The operational primitives of deep learning, primarily matrix multiplication and convolution, exist
as a fragmented landscape of highly specialized tools. This paper introduces the Generalized Windowed
Operation (GWO), a theoretical framework that unifies these operations by decomposing them into three
orthogonal components: Path, defining operational locality; Shape, defining geometric structure and
underlying symmetry assumptions; and Weight, defining feature importance.

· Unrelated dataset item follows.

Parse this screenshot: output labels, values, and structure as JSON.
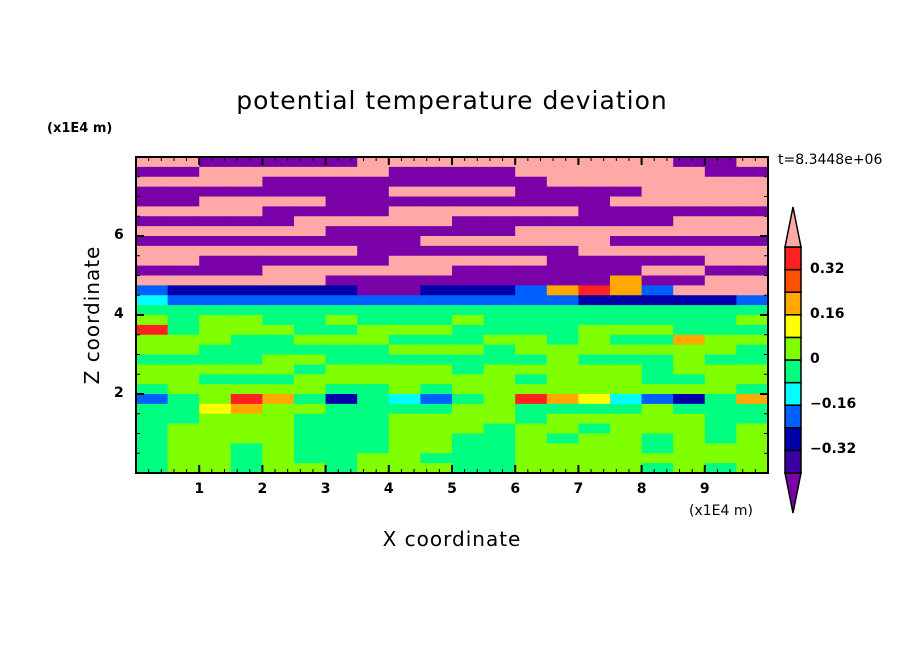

We elevate this framework to a predictive theory grounded in two fundamental principles. First, we
introduce the Principle of Structural Alignment, which posits that optimal generalization is achieved
when the GWO’s (P, S, W) configuration mirrors the data’s intrinsic structure. Second, we show that
this principle is a direct consequence of the Information Bottleneck (IB) principle. To formalize
this, we define an Operational Complexity metric based on Kolmogorov complexity. However, we
move beyond the simplistic view that lower complexity is always better. We argue that the nature of
this complexity—whether it contributes to brute-force capacity or to adaptive regularization—is
the true determinant of generalization. Our theory predicts that a GWO whose complexity is utilized to
adaptively align with data structure will achieve a superior generalization bound. Canonical operations
and their modern variants emerge as optimal solutions to the IB objective, and our experiments reveal that
the quality, not just the quantity, of an operation’s complexity governs its performance. The GWO theory
thus provides a grammar for creating neural operations and a principled pathway from data properties
to generalizable architecture design.